This episode flips the usual format, with my guest interviewing me for a change. I first took note of Zachary Wood when he was an undergraduate of Williams College. He was the president of a student group called “Uncomfortable Learning,” whose mission was to invite to campus outside speakers with a heterodox perspective (which is code for “conservative” for the most part). Invitees included Charles Murray, Christina Hoff Sommers, David French, John Christy, and others. For this transgression against campus orthodoxy, Zach was dressed down by the president of William College, and further instructed that he should “be careful” about what he wrote in the student newspaper—a story he tells in this article published recently by the National Association of Scholars.
From this experience Zach has understandably became concerned about free speech generally, and freedom of the press in particular, and when Zach told me that he was interested in recording some interviews and conversations with people (starting with me) on free speech and free press issues, but didn’t yet have an online platform ready to launch, I decided to offer him an episode of the Power Line Show to start things rolling and get some practice. As journalism was my first career right out of college back around the time of the Boer War, we thought it would be fun and informative to go through some long-term perspectives on modern media.

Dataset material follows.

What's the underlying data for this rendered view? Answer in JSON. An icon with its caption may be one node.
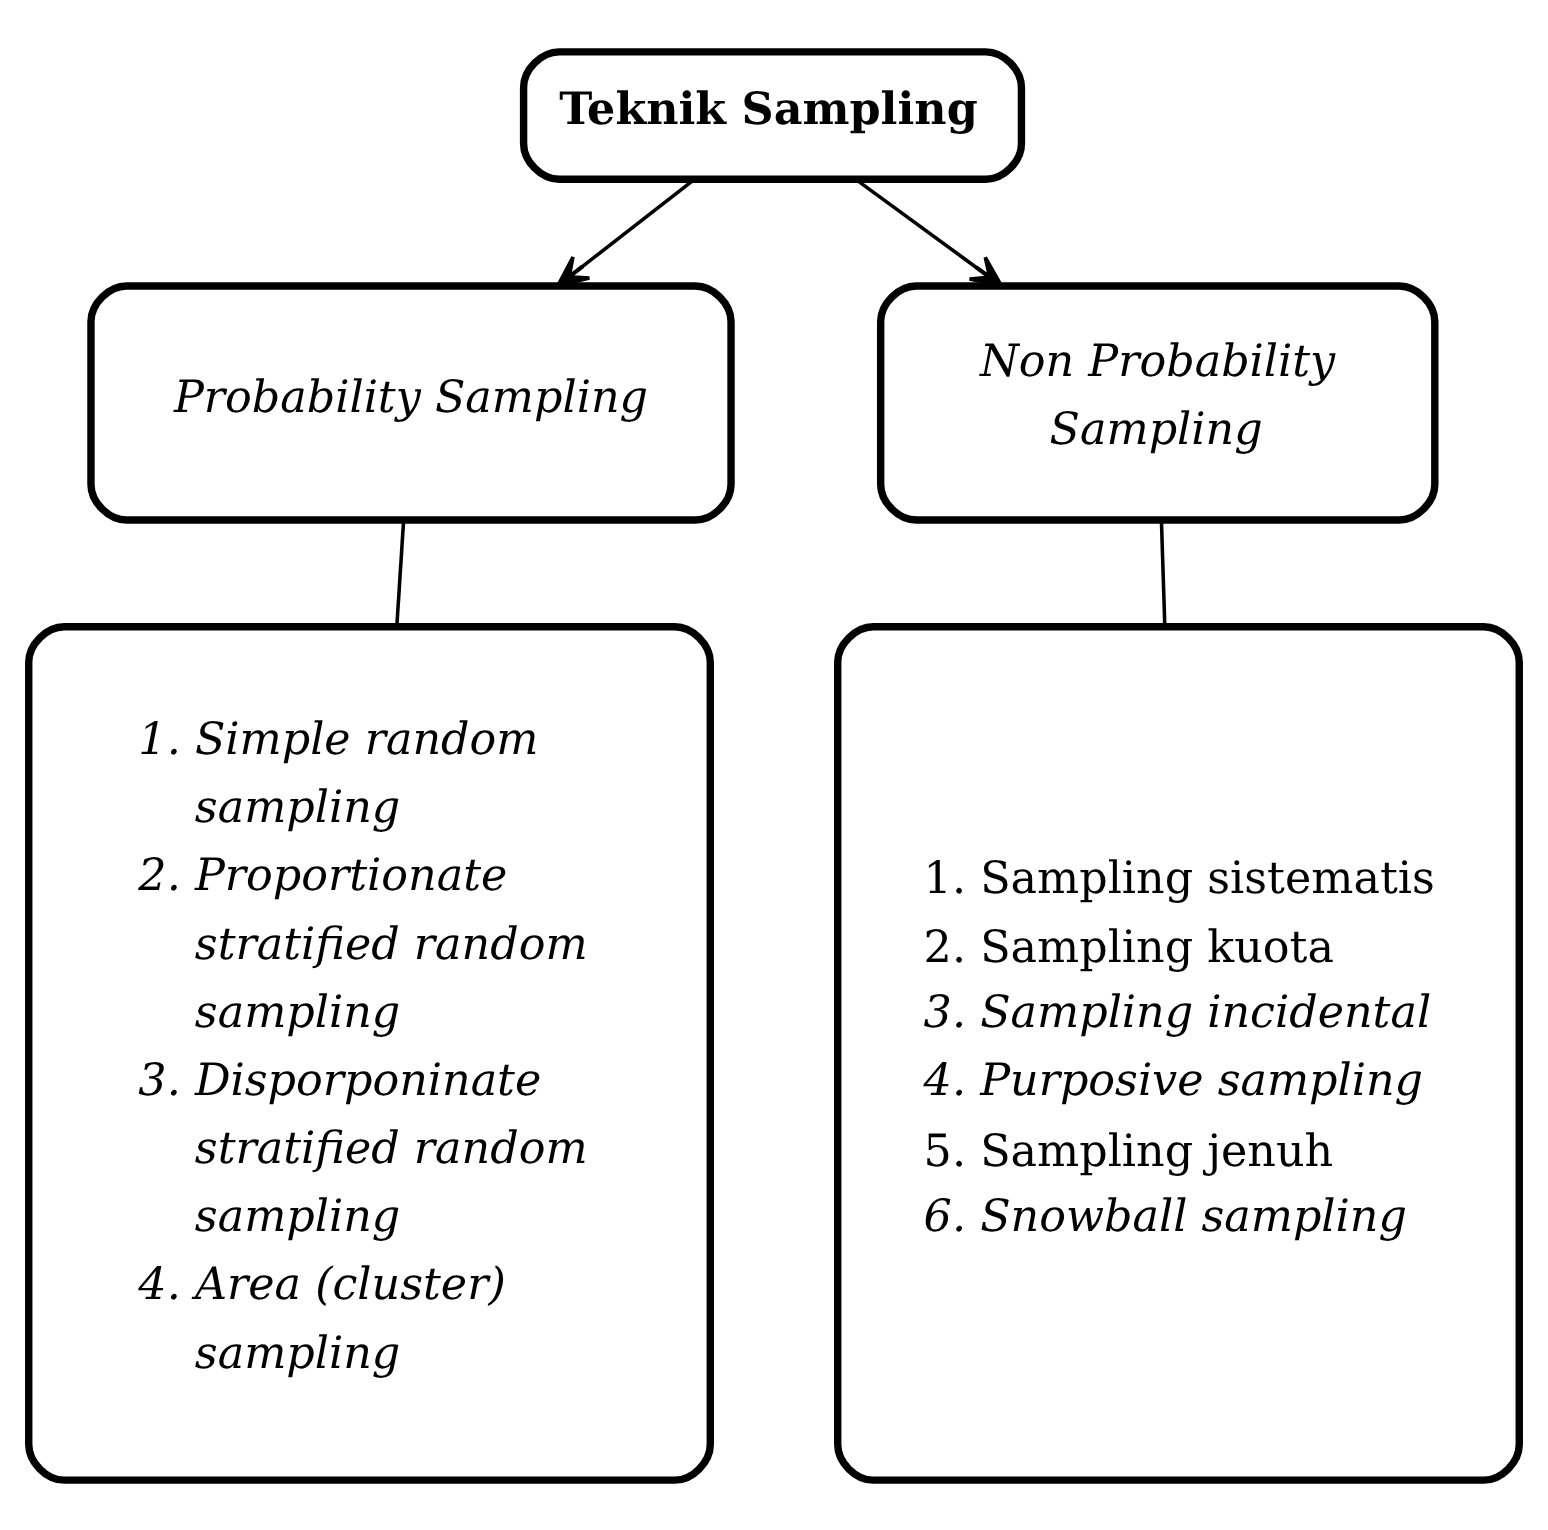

Zachary R. Wood is an Assistant Curator at TED, a former columnist and Assistant Opinion Editor at The Guardian, and a former Robert L. Bartley Fellow at The Wall Street Journal. His work has appeared in The New York Times, The Wall Street Journal, The Washington Post, HuffPost, The Nation, The Weekly Standard, Times Higher Education, and Inside Higher Ed. In 2017, he gave Senate testimony opposing the recent string of college speaker disinvitations and in defense of viewpoint diversity. He’s planning to attend law school in the not too distant future.